Dieciséis años de peticiones documentadas
Esto no lo decimos hoy. Lo dijimos por escrito hace dieciséis años, con datos, con base legal y con destinatario.
2010: un cuestionario, un 71% y una advertencia firmada
En la segunda campaña de prevención de riesgos laborales de la delegación de AUGC en A Coruña se preguntó a las unidades algo muy sencillo: si existía un armero donde el guardia civil que así lo deseara pudiera depositar su arma oficial al terminar el servicio, en lugar de llevársela a casa.
El 71% de las unidades participantes respondió que no lo había.
Las conclusiones de aquel trabajo, en la página 12 del informe, decían lo siguiente, y merece la pena leerlas hoy despacio:
El arma oficial es una herramienta de trabajo y la responsabilidad del uso que se haga de ella corresponde a la Guardia Civil. Sin embargo, la institución descarga esa responsabilidad en el agente, desentendiéndose del arma e incluso de la voluntad expresa de muchos guardias civiles de no llevarla a su domicilio y dejarla en dependencias oficiales, donde estaría más segura y con menos riesgos.
Resulta preocupante que una organización con un índice tan elevado de suicidios, intentos de suicidio e incidentes con armas de fuego no esté concienciada con ese riesgo ni adopte medidas para reducirlo.
Poder depositar el arma en un armero habilitado en el cuartel sería una medida eficaz, porque buena parte de esos incidentes se producen fuera del horario de trabajo.

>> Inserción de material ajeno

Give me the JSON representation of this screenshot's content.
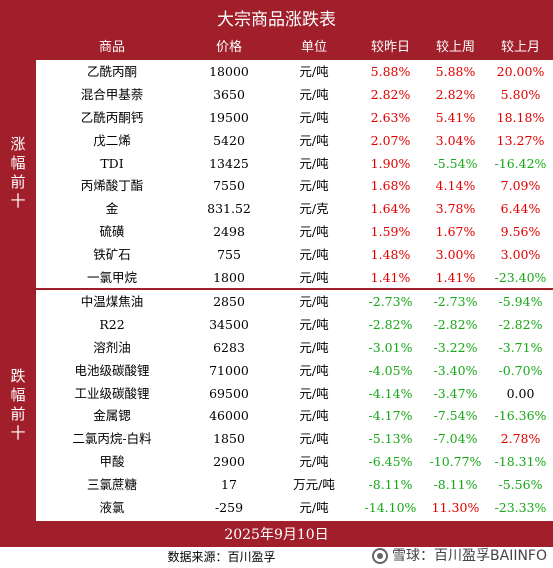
{
  "title": "大宗商品涨跌表",
  "headers": [
    "商品",
    "价格",
    "单位",
    "较昨日",
    "较上周",
    "较上月"
  ],
  "sections": [
    {
      "label": "涨幅前十",
      "rows": [
        {
          "name": "乙酰丙酮",
          "price": "18000",
          "unit": "元/吨",
          "d": "5.88%",
          "w": "5.88%",
          "m": "20.00%"
        },
        {
          "name": "混合甲基萘",
          "price": "3650",
          "unit": "元/吨",
          "d": "2.82%",
          "w": "2.82%",
          "m": "5.80%"
        },
        {
          "name": "乙酰丙酮钙",
          "price": "19500",
          "unit": "元/吨",
          "d": "2.63%",
          "w": "5.41%",
          "m": "18.18%"
        },
        {
          "name": "戊二烯",
          "price": "5420",
          "unit": "元/吨",
          "d": "2.07%",
          "w": "3.04%",
          "m": "13.27%"
        },
        {
          "name": "TDI",
          "price": "13425",
          "unit": "元/吨",
          "d": "1.90%",
          "w": "-5.54%",
          "m": "-16.42%"
        },
        {
          "name": "丙烯酸丁酯",
          "price": "7550",
          "unit": "元/吨",
          "d": "1.68%",
          "w": "4.14%",
          "m": "7.09%"
        },
        {
          "name": "金",
          "price": "831.52",
          "unit": "元/克",
          "d": "1.64%",
          "w": "3.78%",
          "m": "6.44%"
        },
        {
          "name": "硫磺",
          "price": "2498",
          "unit": "元/吨",
          "d": "1.59%",
          "w": "1.67%",
          "m": "9.56%"
        },
        {
          "name": "铁矿石",
          "price": "755",
          "unit": "元/吨",
          "d": "1.48%",
          "w": "3.00%",
          "m": "3.00%"
        },
        {
          "name": "一氯甲烷",
          "price": "1800",
          "unit": "元/吨",
          "d": "1.41%",
          "w": "1.41%",
          "m": "-23.40%"
        }
      ]
    },
    {
      "label": "跌幅前十",
      "rows": [
        {
          "name": "中温煤焦油",
          "price": "2850",
          "unit": "元/吨",
          "d": "-2.73%",
          "w": "-2.73%",
          "m": "-5.94%"
        },
        {
          "name": "R22",
          "price": "34500",
          "unit": "元/吨",
          "d": "-2.82%",
          "w": "-2.82%",
          "m": "-2.82%"
        },
        {
          "name": "溶剂油",
          "price": "6283",
          "unit": "元/吨",
          "d": "-3.01%",
          "w": "-3.22%",
          "m": "-3.71%"
        },
        {
          "name": "电池级碳酸锂",
          "price": "71000",
          "unit": "元/吨",
          "d": "-4.05%",
          "w": "-3.40%",
          "m": "-0.70%"
        },
        {
          "name": "工业级碳酸锂",
          "price": "69500",
          "unit": "元/吨",
          "d": "-4.14%",
          "w": "-3.47%",
          "m": "0.00"
        },
        {
          "name": "金属锶",
          "price": "46000",
          "unit": "元/吨",
          "d": "-4.17%",
          "w": "-7.54%",
          "m": "-16.36%"
        },
        {
          "name": "二氯丙烷-白料",
          "price": "1850",
          "unit": "元/吨",
          "d": "-5.13%",
          "w": "-7.04%",
          "m": "2.78%"
        },
        {
          "name": "甲酸",
          "price": "2900",
          "unit": "元/吨",
          "d": "-6.45%",
          "w": "-10.77%",
          "m": "-18.31%"
        },
        {
          "name": "三氯蔗糖",
          "price": "17",
          "unit": "万元/吨",
          "d": "-8.11%",
          "w": "-8.11%",
          "m": "-5.56%"
        },
        {
          "name": "液氯",
          "price": "-259",
          "unit": "元/吨",
          "d": "-14.10%",
          "w": "11.30%",
          "m": "-23.33%"
        }
      ]
    }
  ],
  "date": "2025年9月10日",
  "source": "数据来源：百川盈孚",
  "watermark": "雪球：百川盈孚BAIINFO",
  "colors": {
    "brand": "#a11f2b",
    "up": "#e00000",
    "down": "#17a817"
  }
}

Ante una situación de estrés o una crisis, tener el arma al alcance puede ser un condicionante del desenlace fatal. No tenerla a disposición inmediata reduce de forma considerable ese riesgo.
Aquello no se quedó en un informe interno. Se convirtió en una comunicación formal de riesgo dirigida al Consejo de la Guardia Civil, firmada por el entonces Secretario General Provincial de AUGC en A Coruña y hoy Secretario Jurídico Nacional, Eugenio Nemiña.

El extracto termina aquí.